Mrs. Wilson cocked her head. “You have a good eye, Mr. Drake. A blue cools the heat of her unusual coloring. Quite a stunning choice for the ball gown.”

He pushed her hair over her shoulder, his fingertips glancing over her collarbone. Was the touch accidental or intentional? “Stunning, indeed.”

Shivers erupted. Stunning? Maxwell stood close enough for his scent to envelop her. It was the same soap she’d used in the bath, but on him it was earthier and drew her like a cinder girl to the hearth.

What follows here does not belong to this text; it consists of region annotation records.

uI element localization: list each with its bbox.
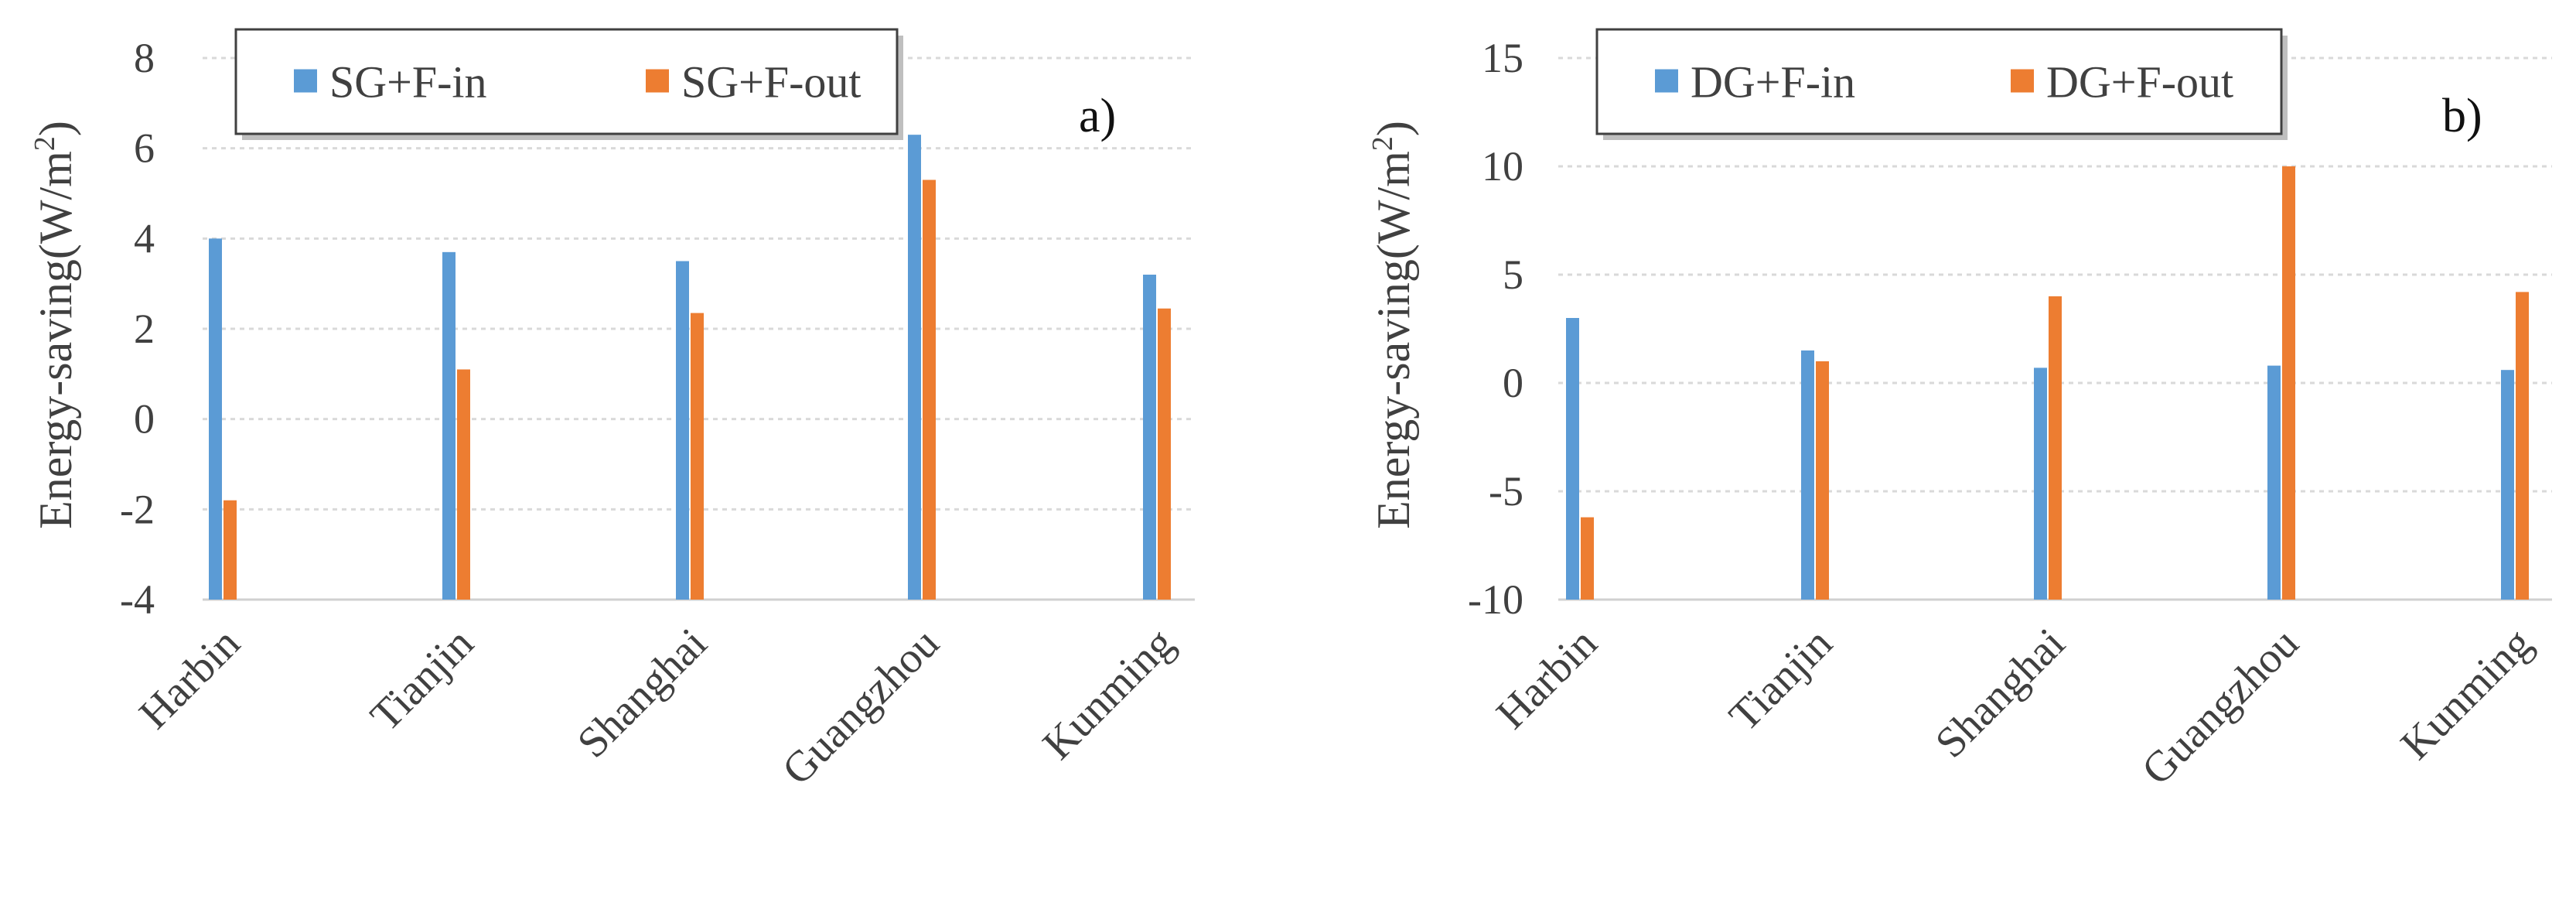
category-label: Kunming (1034, 619, 1183, 768)
legend-box (1595, 28, 2283, 135)
legend-entry-label: DG+F-out (2046, 57, 2233, 108)
bar-dg-f-out-kunming (2516, 292, 2529, 600)
y-tick-label: 0 (1503, 360, 1523, 406)
y-tick-label: 15 (1482, 35, 1523, 81)
category-label: Harbin (1487, 619, 1606, 738)
bar-sg-f-out-harbin (223, 500, 237, 600)
category-label: Tianjin (361, 619, 483, 740)
bar-sg-f-out-tianjin (457, 369, 470, 600)
y-axis-label-main: Energy-saving(W/m (30, 151, 81, 529)
legend-entry-label: SG+F-out (681, 57, 862, 108)
y-tick-label: 4 (134, 215, 155, 261)
category-label: Harbin (130, 619, 249, 738)
y-axis-label-superscript: 2 (1366, 136, 1399, 151)
bar-dg-f-in-guangzhou (2267, 365, 2281, 600)
bar-sg-f-in-tianjin (442, 251, 455, 600)
bar-dg-f-in-harbin (1566, 318, 1579, 600)
bar-sg-f-in-guangzhou (908, 135, 921, 600)
y-tick-label: -5 (1489, 468, 1523, 514)
category-label: Tianjin (1720, 619, 1841, 740)
bar-dg-f-out-shanghai (2049, 296, 2062, 600)
legend-entry-label: SG+F-in (329, 57, 487, 108)
y-tick-label: 0 (134, 396, 155, 443)
y-axis-label-superscript: 2 (29, 136, 61, 151)
bar-sg-f-out-shanghai (691, 313, 704, 600)
panel-label: b) (2442, 90, 2482, 142)
bar-dg-f-out-harbin (1581, 517, 1594, 600)
category-label: Shanghai (1926, 619, 2074, 767)
bar-dg-f-out-tianjin (1816, 361, 1829, 600)
y-tick-label: 6 (134, 125, 155, 172)
legend-swatch (646, 69, 669, 93)
y-axis-label-close: ) (30, 121, 81, 136)
y-axis-label: Energy-saving(W/m2) (29, 121, 81, 529)
category-label: Shanghai (568, 619, 716, 767)
chart-b: -10 -5 0 5 10 15 Harbin Tianjin Shanghai Guangzho… (1366, 28, 2552, 795)
category-label: Kunming (2392, 619, 2541, 768)
bar-dg-f-out-guangzhou (2282, 166, 2295, 600)
y-tick-label: 5 (1503, 251, 1523, 298)
legend-box (234, 28, 899, 135)
legend-swatch (294, 69, 317, 93)
bar-sg-f-in-harbin (209, 238, 222, 600)
y-tick-label: 2 (134, 306, 155, 352)
bar-sg-f-in-kunming (1143, 275, 1156, 600)
y-tick-label: 8 (134, 35, 155, 81)
y-tick-label: -10 (1468, 576, 1523, 623)
bar-dg-f-in-tianjin (1801, 350, 1814, 600)
y-axis-label-close: ) (1368, 121, 1419, 136)
category-label: Guangzhou (773, 619, 948, 794)
y-tick-label: -4 (120, 576, 155, 623)
y-tick-label: 10 (1482, 143, 1523, 190)
category-label: Guangzhou (2133, 619, 2308, 794)
bar-dg-f-in-kunming (2501, 370, 2514, 600)
legend-swatch (2011, 69, 2034, 93)
bar-sg-f-out-kunming (1158, 308, 1171, 600)
legend-swatch (1655, 69, 1678, 93)
chart-a: -4 -2 0 2 4 6 8 Harbin Tianjin Shanghai Guangzhou K… (29, 28, 1195, 795)
legend-entry-label: DG+F-in (1691, 57, 1855, 108)
y-axis-label: Energy-saving(W/m2) (1366, 121, 1419, 529)
y-axis-label-main: Energy-saving(W/m (1368, 151, 1419, 529)
panel-label: a) (1079, 90, 1116, 142)
bar-sg-f-out-guangzhou (923, 179, 936, 600)
y-tick-label: -2 (120, 486, 155, 532)
bar-sg-f-in-shanghai (676, 261, 689, 600)
bar-dg-f-in-shanghai (2034, 367, 2047, 600)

He whirled away with such suddenness she flinched. Moving with an economy that spoke of impatience, he pulled a dark blue broadcloth and instructed Mrs. Wilson to make a riding habit and a silvery gray that was a far sight from the drab color she was used to for another day dress.

“And this green? The color is lovely on her. Don’t you agree, Mr. Drake?” Mrs. Wilson tucked and rustled the green dress around her. Maxwell’s slow perusal down her body brought to mind a sheep auction.

“The neckline is too high. Can you notch a vee in the front?”

Mrs. Wilson nodded. “Would you be wanting her to wear stays?”

Bryn only managed a huffing protest.

“With her lithesome figure, she hardly needs them in her everyday gowns, but I want the ball gown cut low. Not scandalous, but Miss McCann’s assets”—Maxwell waved his hand in the air—“should be highlighted, don’t you agree?”

“Aye, her bosom is very fine. She’ll be a pleasure to dress, sir.”

Bryn covered her bosom with a hand, her tongue thick in her mouth. She’d never been so flustered in her life. They were discussing her as if she were livestock.

With the ghost of a bow, Maxwell quit the room, leaving behind a thick fog of silence. A ticking clock on the mantle was like the hammer to an anvil. Bryn closed her eyes. Did Mrs. Wilson think Bryn was Maxwell’s mistress? And wasn’t she, of a sort? Explaining their complicated situation would only make matters worse.

“Goodness, lass, he’s quite taken with you.” No condemnation, only curiosity threaded her voice.

Bryn looked over her shoulder at Mrs. Wilson, who was pinning the back of the dress, a smile on her face. “What? No. What makes you say so?”

“What man takes such an interest in his lady’s clothes if he isn’t? And the way he looked at you. I needed a fan. He’ll want to marry with haste.”

“Marry?”

“You’re betrothed, are you not?” Mrs. Wilson raised an eyebrow.

“He’s— We’re—” Bryn blew out an exasperated sigh. What could she do but agree? “We are betrothed.”

Pins in her mouth, Mrs. Wilson hummed as if the secrets of the universe had been revealed. As the dressmaker continued to poke and prod and measure, Bryn wished she could acquire some of that knowledge to help with her confusion.